Spanish for Scottish Speakers
A personalised guide to Spanish pronunciation for Scottish English speakers. Discover which Spanish sounds you already make, which need small adjustments, and which are genuinely new.
Sounds That Transfer Directly
These Spanish sounds are identical or nearly identical to sounds you already make as a Scottish English speaker. No learning needed — just recognition.
Trilled rr
Massive advantage — possibly the biggest of any accent for any language. Scottish English speakers who roll their r's already produce the Spanish trilled rr. Your natural pronunciation of words like 'run' and 'right' may already be the Spanish sound. The trill in 'perro' is your everyday r. Direct transfer. This one sound alone gives Scottish speakers a huge head start in Spanish.
Tapped r (single)
Direct transfer. Scottish English uses taps naturally. Your light r is the Spanish single r.
Spanish j/g (jota)
Direct transfer — your 'loch' sound IS the Spanish jota. Same sound, different spelling. Use it for every Spanish j and g-before-e/i. This is the second free sound Scottish speakers get (after the trilled rr). Spanish is remarkably well-suited to your accent.

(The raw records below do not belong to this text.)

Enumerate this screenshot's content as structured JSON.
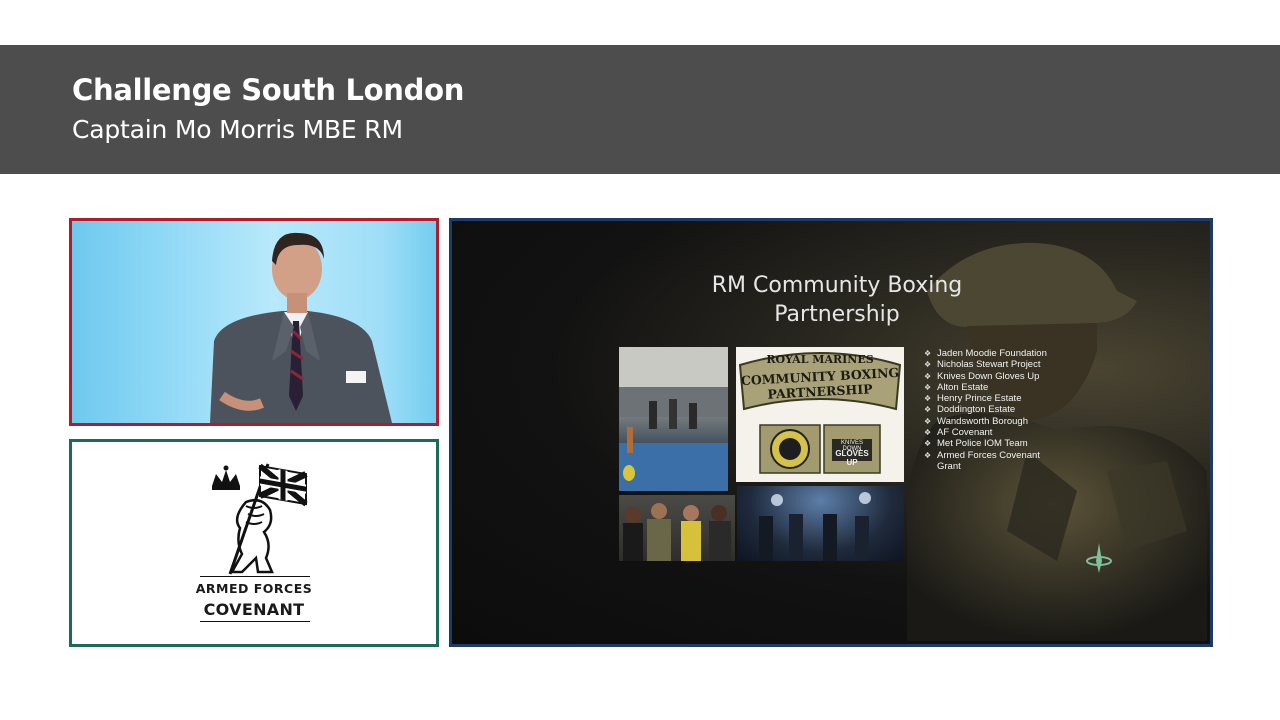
{
  "header": {
    "title": "Challenge South London",
    "subtitle": "Captain Mo Morris MBE RM"
  },
  "covenant": {
    "line1": "ARMED FORCES",
    "line2": "COVENANT"
  },
  "slide": {
    "title_line1": "RM Community Boxing",
    "title_line2": "Partnership",
    "badge": {
      "line1": "ROYAL MARINES",
      "line2": "COMMUNITY BOXING",
      "line3": "PARTNERSHIP",
      "patch_right_line1": "KNIVES DOWN",
      "patch_right_line2": "GLOVES UP"
    },
    "partners": [
      "Jaden Moodie Foundation",
      "Nicholas Stewart Project",
      "Knives Down Gloves Up",
      "Alton Estate",
      "Henry Prince Estate",
      "Doddington Estate",
      "Wandsworth Borough",
      "AF Covenant",
      "Met Police IOM Team",
      "Armed Forces Covenant Grant"
    ]
  },
  "colors": {
    "title_bar": "#4d4d4d",
    "speaker_border": "#b01c2e",
    "covenant_border": "#1d6b57",
    "slide_border": "#1e3a66"
  },
  "icons": {
    "covenant_logo": "lion-with-union-flag-and-crown-icon",
    "corps_emblem": "commando-dagger-icon"
  }
}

Spanish z/ce/ci (Castilian)
Direct transfer. Your 'th' = Castilian z.
Sounds That Need Adjustment
These sounds are close to sounds you already make but need a small modification. Your Scottish accent gives you a specific starting point.
Spanish ñ
Scottish Gaelic has palatal nasals that may transfer directly to Spanish ñ /ɲ/. Tongue flat against hard palate, nasal airflow. One consonant, not 'n' + 'y'.
5 pure vowels
Huge advantage. Scottish English is the most monophthongal major English accent — your 'go' may already be a pure /o/, your 'say' a pure /e/. Spanish needs exactly this: 5 pure, unglided vowels. Your natural vowel system is closer to Spanish than any other English accent. Just keep them stable and never reduce unstressed vowels.
b/v merger
Merge b and v. No distinction in Spanish.
Intervocalic d /ð/
Your 'th' in 'this' is the Spanish intervocalic d. Use it between vowels.
Spanish ll/y
Firm up y with more tongue pressure.
No vowel reduction
Scottish English reduces vowels LESS than other accents — significant advantage. Extend this tendency to Spanish: every vowel gets its full quality. You're already closer to the target than most English speakers.
Dental t and d
Move tongue forward to touch the teeth. Also: no aspiration on Spanish t.
Syllable-timed rhythm
Scottish English is often described as less strongly stress-timed than RP or American — another advantage. Spanish's syllable-timed rhythm should feel more natural to you. Even, steady, every syllable clear.
Spanish clear l
Scottish clear L maps well to Spanish L. Keep it forward and bright in all positions — never dark or velarized.
Intervocalic g /ɣ/
Scottish Gaelic has /ɣ/ (spelled 'gh' in Gaelic). If you know any Gaelic, the fricative variant transfers directly. Otherwise, start with the hard g and practise weakening it between vowels — keep the tongue close to the soft palate but don't let it touch. After pauses and nasals, use normal hard g.
Rising diphthongs (ie, ue)
Quick y/w into the vowel in one syllable. Scottish monophthong tendencies may actually help — you're less likely to add extra vowel sounds. Start with a very brief y or w and open immediately into the main vowel.
Silent h
Spanish h is always silent — 'Hola' = 'ola', 'hacer' = 'acer'. Drop h in every word with no exceptions. Think of it as invisible: the letter is there historically but produces no sound.